The Monte Carlo used to compare jurisdictions at a flat London-equivalent
spend, which silently overstated the cost-of-living for any move to a
cheaper region. Now every cross-jurisdiction simulation auto-scales
spending_gbp by the real Numbeo/Expatistan ratio between the user's
baseline city and the target city.
Architecture:
- fire_planner/col/baseline.py — 22 cities with headline Numbeo data
(source URLs + snapshot dates embedded) — fallback when scraper fails
- col/numbeo.py + col/expatistan.py — httpx async scrapers, regex-parsed,
polite 1.1s rate-limit, EUR/USD anchored
- col/cache.py — PG-backed cache (col_snapshot table, 1-year TTL)
- col/service.py — sync compute_col_ratio() for the simulator; async
lookup_city_cached() with source reconciliation for the refresh CronJob
- alembic 0005 — col_snapshot table, UNIQUE(city_slug, source_name)
Simulator wiring:
- SimulateRequest gains col_auto_adjust=True (default), col_baseline_city,
col_target_city.
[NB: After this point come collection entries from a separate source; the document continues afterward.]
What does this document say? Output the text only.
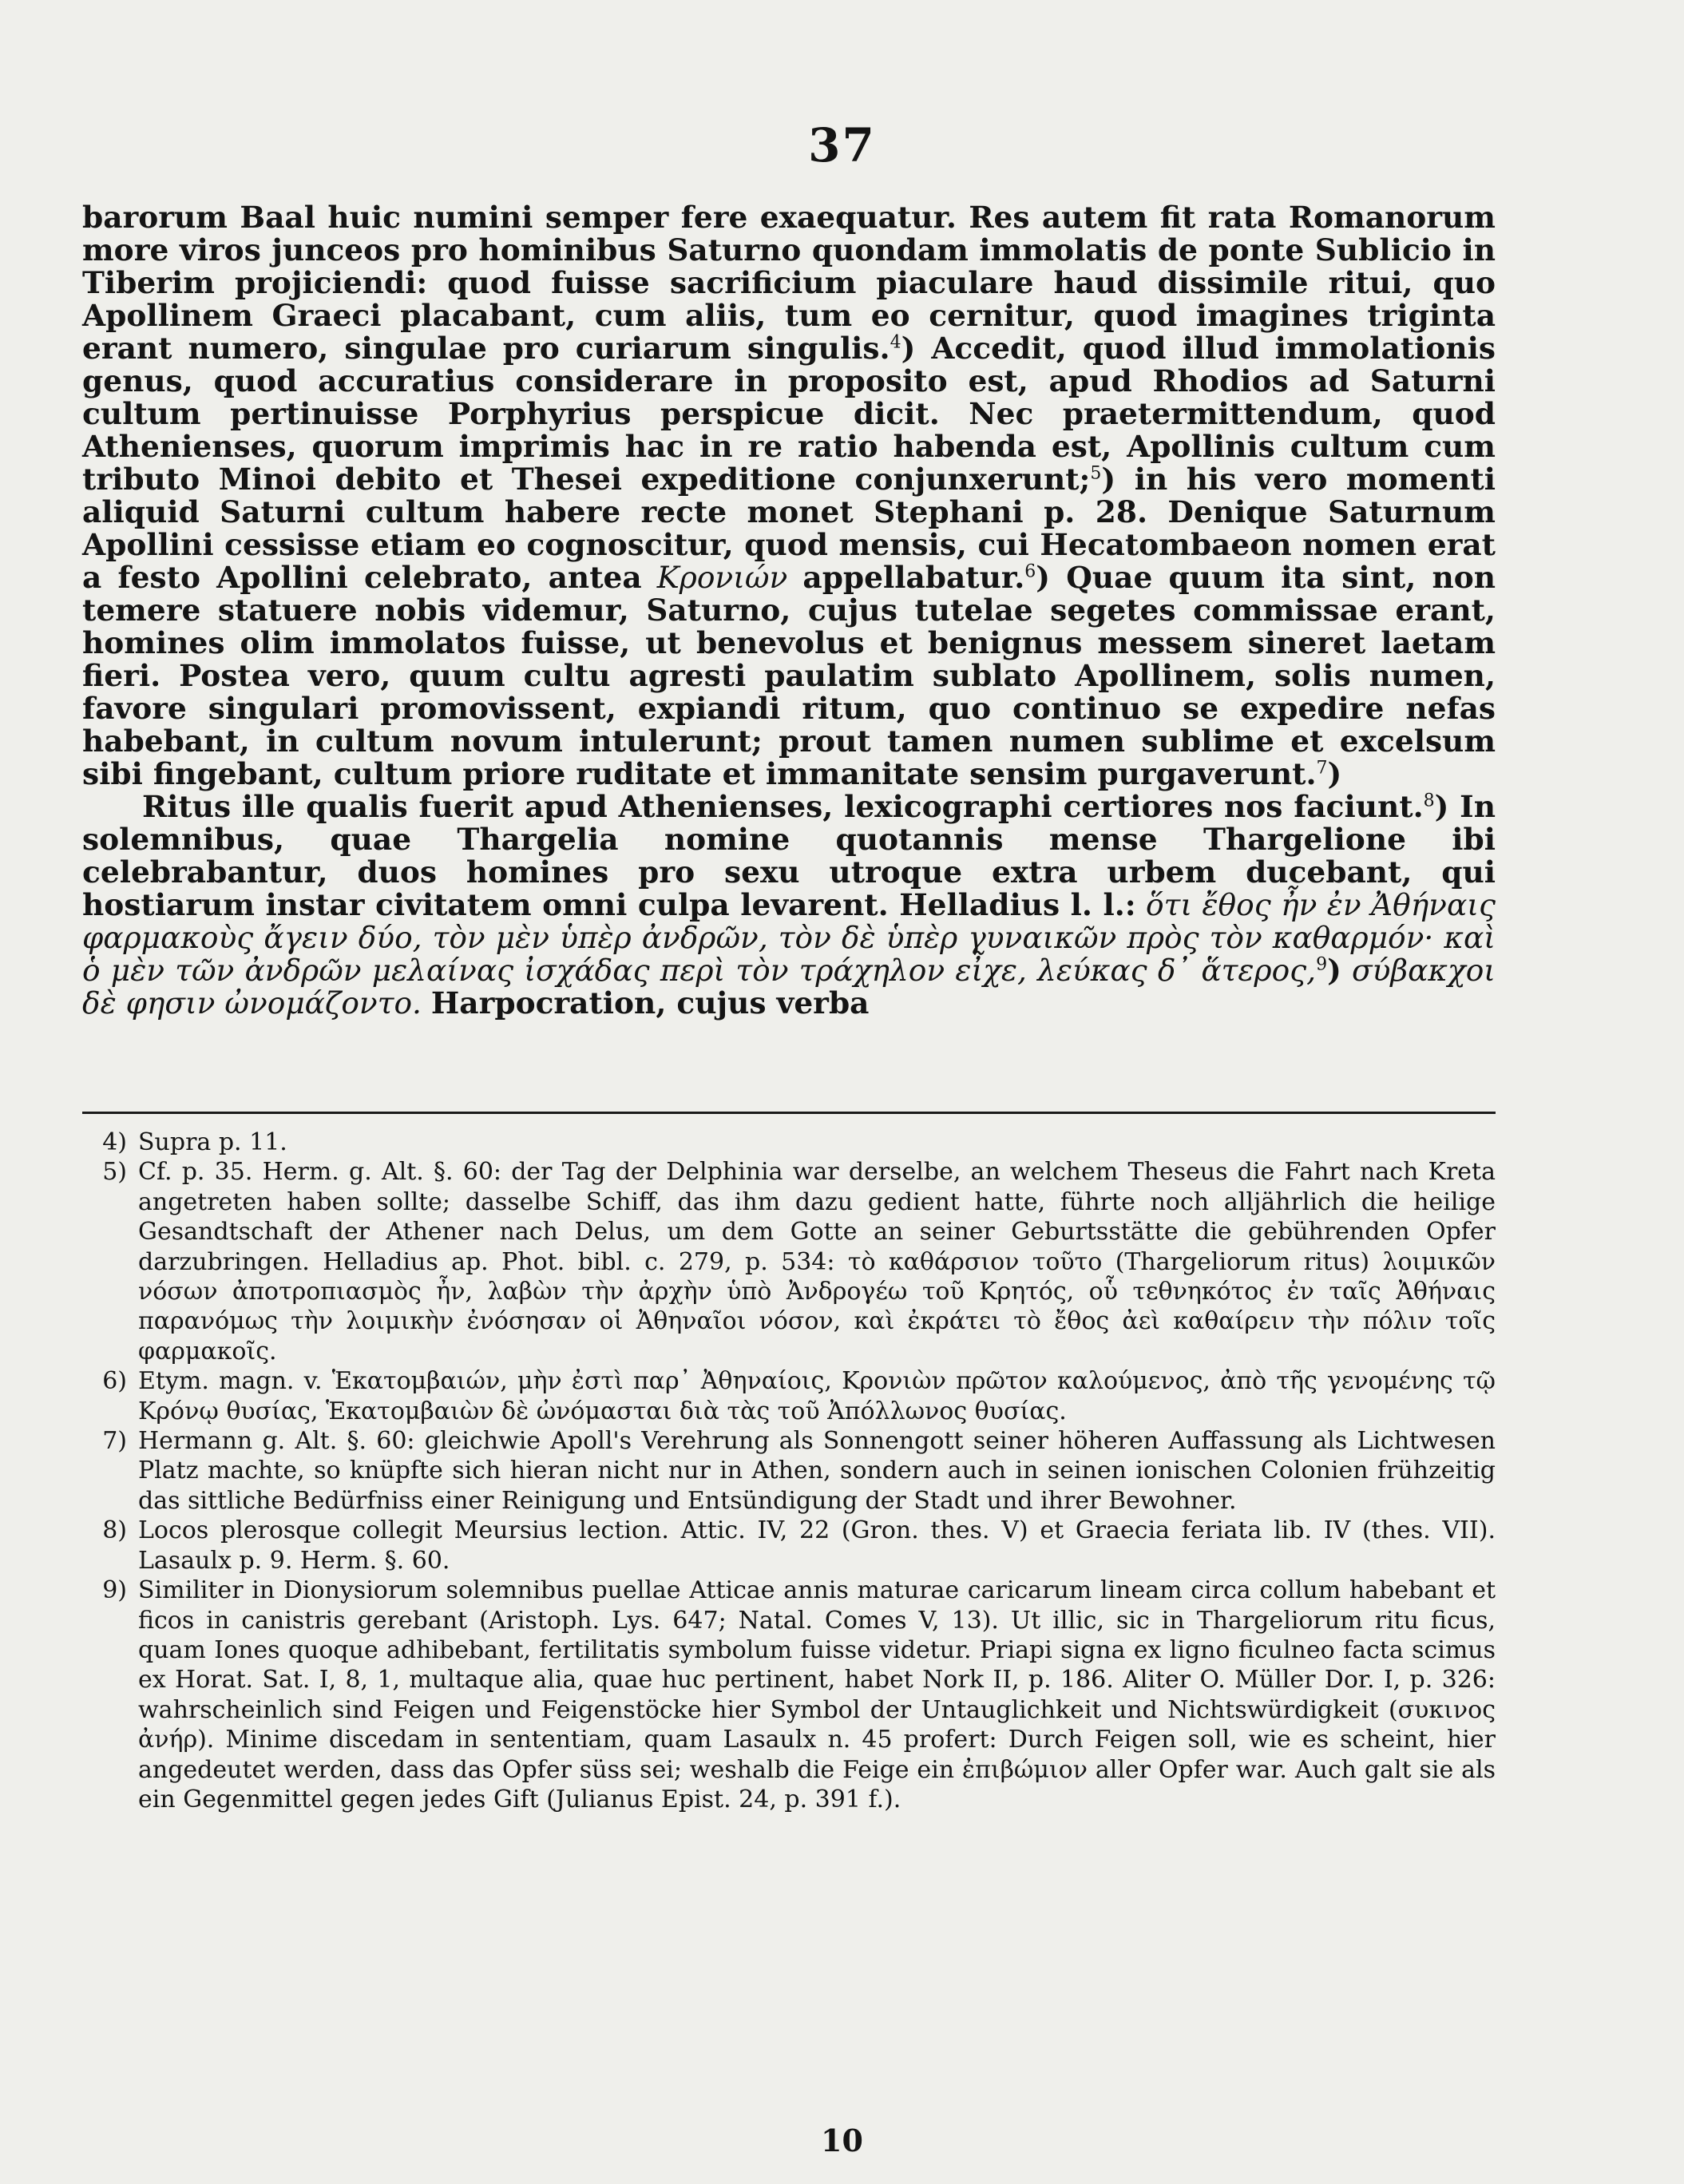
37

barorum Baal huic numini semper fere exaequatur. Res autem fit rata Romanorum more viros junceos pro hominibus Saturno quondam immolatis de ponte Sublicio in Tiberim projiciendi: quod fuisse sacrificium piaculare haud dissimile ritui, quo Apollinem Graeci placabant, cum aliis, tum eo cernitur, quod imagines triginta erant numero, singulae pro curiarum singulis.$^4$) Accedit, quod illud immolationis genus, quod accuratius considerare in proposito est, apud Rhodios ad Saturni cultum pertinuisse Porphyrius perspicue dicit. Nec praetermittendum, quod Athenienses, quorum imprimis hac in re ratio habenda est, Apollinis cultum cum tributo Minoi debito et Thesei expeditione conjunxerunt;$^5$) in his vero momenti aliquid Saturni cultum habere recte monet Stephani p. 28. Denique Saturnum Apollini cessisse etiam eo cognoscitur, quod mensis, cui Hecatombaeon nomen erat a festo Apollini celebrato, antea Κρονιών appellabatur.$^6$) Quae quum ita sint, non temere statuere nobis videmur, Saturno, cujus tutelae segetes commissae erant, homines olim immolatos fuisse, ut benevolus et benignus messem sineret laetam fieri. Postea vero, quum cultu agresti paulatim sublato Apollinem, solis numen, favore singulari promovissent, expiandi ritum, quo continuo se expedire nefas habebant, in cultum novum intulerunt; prout tamen numen sublime et excelsum sibi fingebant, cultum priore ruditate et immanitate sensim purgaverunt.$^7$)

Ritus ille qualis fuerit apud Athenienses, lexicographi certiores nos faciunt.$^8$) In solemnibus, quae Thargelia nomine quotannis mense Thargelione ibi celebrabantur, duos homines pro sexu utroque extra urbem ducebant, qui hostiarum instar civitatem omni culpa levarent. Helladius l. l.: ὅτι ἔθος ἦν ἐν Ἀθήναις φαρμακοὺς ἄγειν δύο, τὸν μὲν ὑπὲρ ἀνδρῶν, τὸν δὲ ὑπὲρ γυναικῶν πρὸς τὸν καθαρμόν· καὶ ὁ μὲν τῶν ἀνδρῶν μελαίνας ἰσχάδας περὶ τὸν τράχηλον εἶχε, λεύκας δ᾽ ἅτερος,$^9$) σύβακχοι δὲ φησιν ὠνομάζοντο. Harpocration, cujus verba

4) Supra p. 11.
5) Cf. p. 35. Herm. g. Alt. §. 60: der Tag der Delphinia war derselbe, an welchem Theseus die Fahrt nach Kreta angetreten haben sollte; dasselbe Schiff, das ihm dazu gedient hatte, führte noch alljährlich die heilige Gesandtschaft der Athener nach Delus, um dem Gotte an seiner Geburtsstätte die gebührenden Opfer darzubringen. Helladius ap. Phot. bibl. c. 279, p. 534: τὸ καθάρσιον τοῦτο (Thargeliorum ritus) λοιμικῶν νόσων ἀποτροπιασμὸς ἦν, λαβὼν τὴν ἀρχὴν ὑπὸ Ἀνδρογέω τοῦ Κρητός, οὗ τεθνηκότος ἐν ταῖς Ἀθήναις παρανόμως τὴν λοιμικὴν ἐνόσησαν οἱ Ἀθηναῖοι νόσον, καὶ ἐκράτει τὸ ἔθος ἀεὶ καθαίρειν τὴν πόλιν τοῖς φαρμακοῖς.
6) Etym. magn. v. Ἑκατομβαιών, μὴν ἐστὶ παρ᾽ Ἀθηναίοις, Κρονιὼν πρῶτον καλούμενος, ἀπὸ τῆς γενομένης τῷ Κρόνῳ θυσίας, Ἑκατομβαιὼν δὲ ὠνόμασται διὰ τὰς τοῦ Ἀπόλλωνος θυσίας.
7) Hermann g. Alt. §. 60: gleichwie Apoll's Verehrung als Sonnengott seiner höheren Auffassung als Lichtwesen Platz machte, so knüpfte sich hieran nicht nur in Athen, sondern auch in seinen ionischen Colonien frühzeitig das sittliche Bedürfniss einer Reinigung und Entsündigung der Stadt und ihrer Bewohner.
8) Locos plerosque collegit Meursius lection. Attic. IV, 22 (Gron. thes. V) et Graecia feriata lib. IV (thes. VII). Lasaulx p. 9. Herm. §. 60.
9) Similiter in Dionysiorum solemnibus puellae Atticae annis maturae caricarum lineam circa collum habebant et ficos in canistris gerebant (Aristoph. Lys. 647; Natal. Comes V, 13). Ut illic, sic in Thargeliorum ritu ficus, quam Iones quoque adhibebant, fertilitatis symbolum fuisse videtur. Priapi signa ex ligno ficulneo facta scimus ex Horat. Sat. I, 8, 1, multaque alia, quae huc pertinent, habet Nork II, p. 186. Aliter O. Müller Dor. I, p. 326: wahrscheinlich sind Feigen und Feigenstöcke hier Symbol der Untauglichkeit und Nichtswürdigkeit (συκινος ἀνήρ). Minime discedam in sententiam, quam Lasaulx n. 45 profert: Durch Feigen soll, wie es scheint, hier angedeutet werden, dass das Opfer süss sei; weshalb die Feige ein ἐπιβώμιον aller Opfer war. Auch galt sie als ein Gegenmittel gegen jedes Gift (Julianus Epist. 24, p. 391 f.).
10
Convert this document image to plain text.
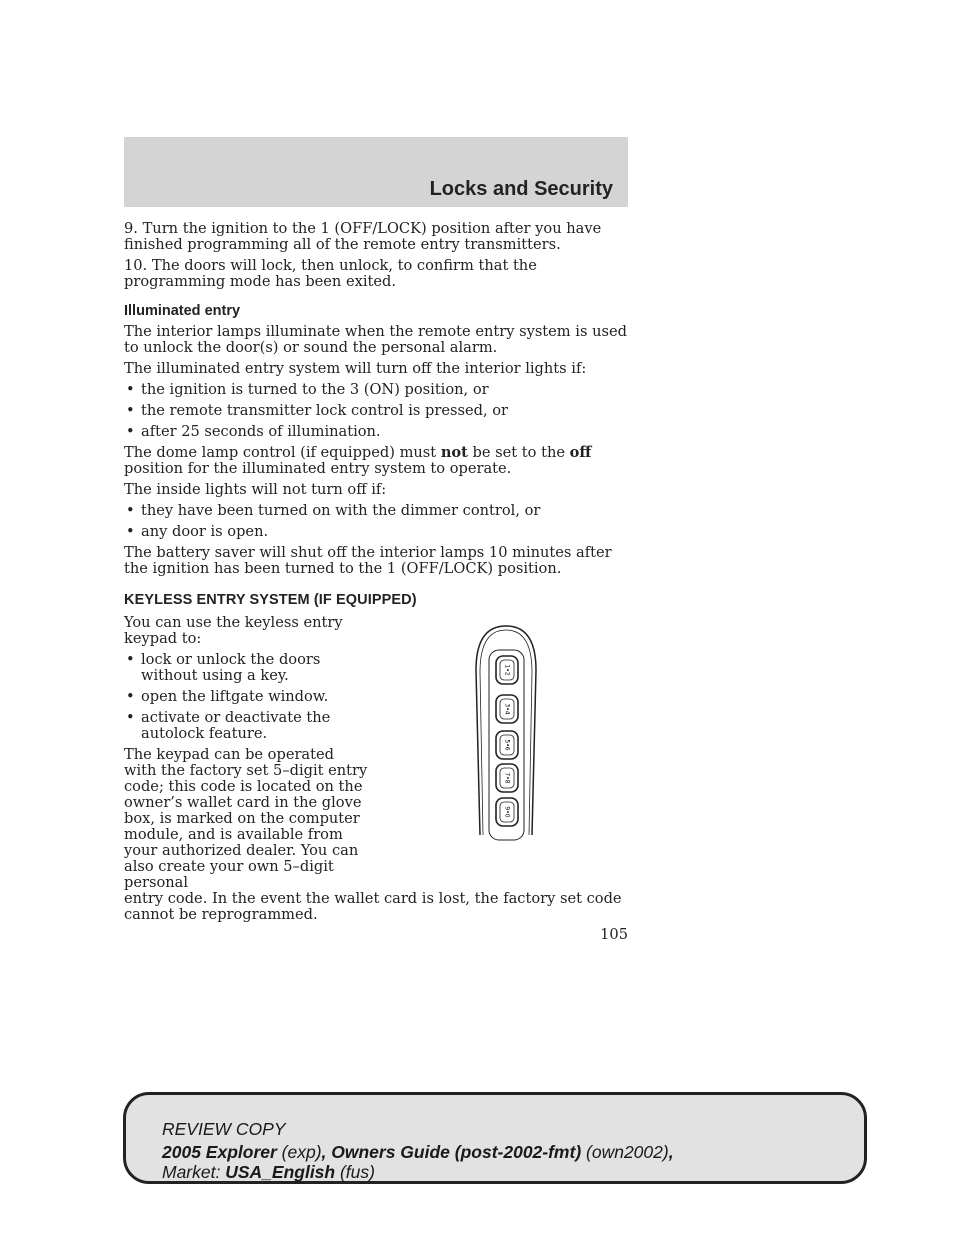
Locks and Security

9. Turn the ignition to the 1 (OFF/LOCK) position after you have finished programming all of the remote entry transmitters.

10. The doors will lock, then unlock, to confirm that the programming mode has been exited.

Illuminated entry

The interior lamps illuminate when the remote entry system is used to unlock the door(s) or sound the personal alarm.

The illuminated entry system will turn off the interior lights if:

• the ignition is turned to the 3 (ON) position, or
• the remote transmitter lock control is pressed, or
• after 25 seconds of illumination.

The dome lamp control (if equipped) must not be set to the off position for the illuminated entry system to operate.

The inside lights will not turn off if:

• they have been turned on with the dimmer control, or
• any door is open.

The battery saver will shut off the interior lamps 10 minutes after the ignition has been turned to the 1 (OFF/LOCK) position.

KEYLESS ENTRY SYSTEM (IF EQUIPPED)

You can use the keyless entry keypad to:

• lock or unlock the doors without using a key.
• open the liftgate window.
• activate or deactivate the autolock feature.

The keypad can be operated with the factory set 5–digit entry code; this code is located on the owner’s wallet card in the glove box, is marked on the computer module, and is available from your authorized dealer. You can also create your own 5–digit personal

entry code. In the event the wallet card is lost, the factory set code cannot be reprogrammed.

1•2
3•4
5•6
7•8
9•0
105
REVIEW COPY
2005 Explorer (exp), Owners Guide (post-2002-fmt) (own2002),
Market: USA_English (fus)
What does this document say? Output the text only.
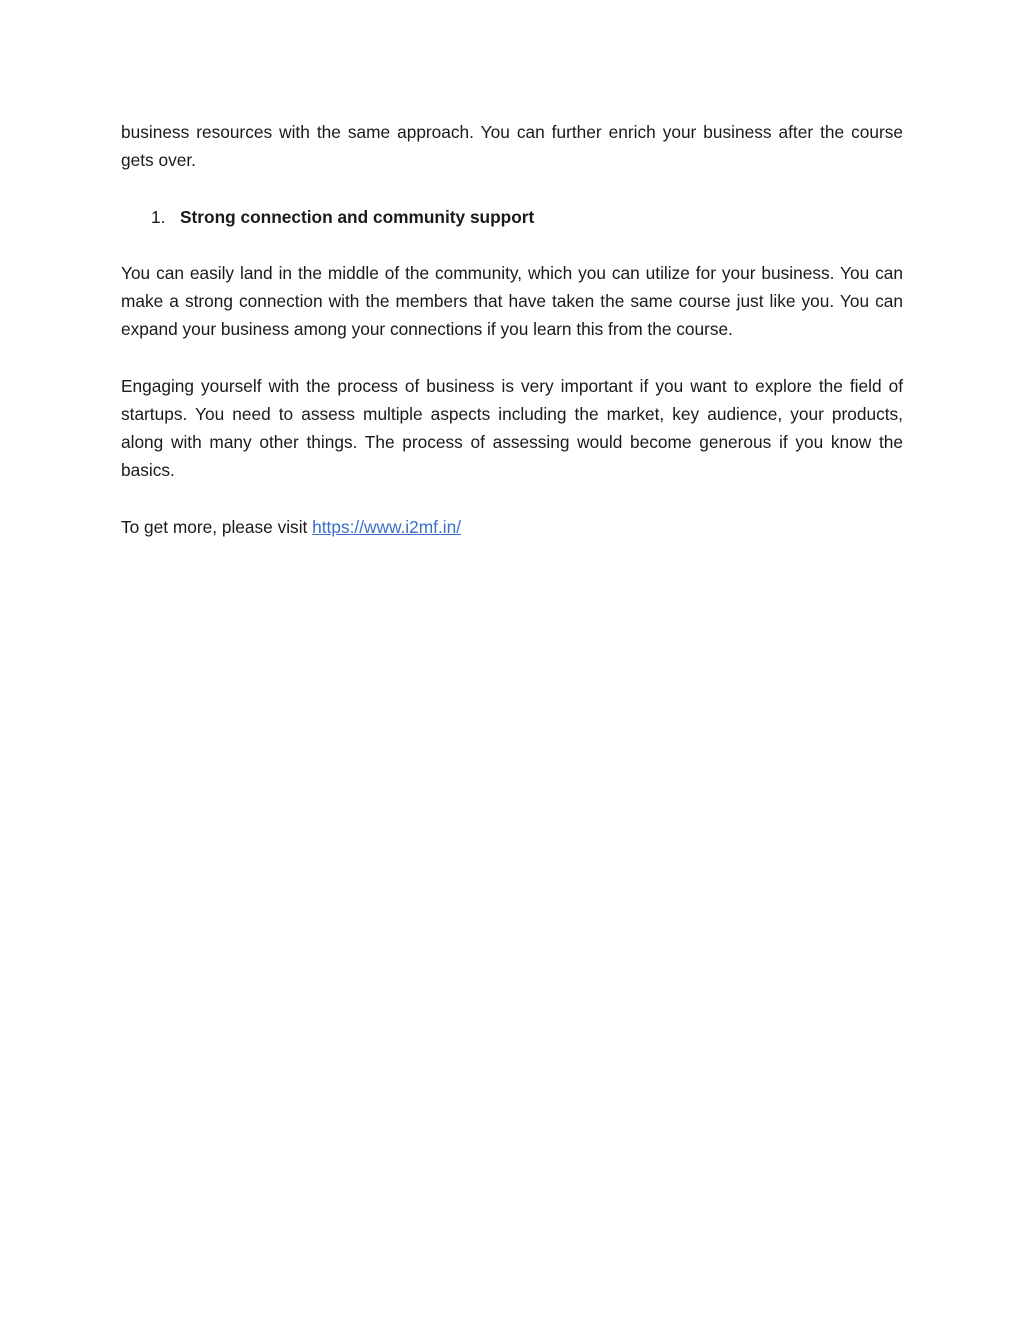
business resources with the same approach. You can further enrich your business after the course gets over.

1. Strong connection and community support

You can easily land in the middle of the community, which you can utilize for your business. You can make a strong connection with the members that have taken the same course just like you. You can expand your business among your connections if you learn this from the course.

Engaging yourself with the process of business is very important if you want to explore the field of startups. You need to assess multiple aspects including the market, key audience, your products, along with many other things. The process of assessing would become generous if you know the basics.

To get more, please visit https://www.i2mf.in/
Defaults pick the jurisdiction's representative city.
- _resolve_col_adjustment scales spending_gbp before path-building.
- SimulateResult surfaces col_multiplier_applied + col_adjusted_spending_gbp.
CLIs:
- python -m fire_planner col-seed — loads BASELINES into col_snapshot
(post-migration seed step)
- python -m fire_planner col-refresh-stale --within-days 7 — used by the
weekly fire-planner-col-refresh CronJob
268 tests pass. Mypy strict + ruff clean.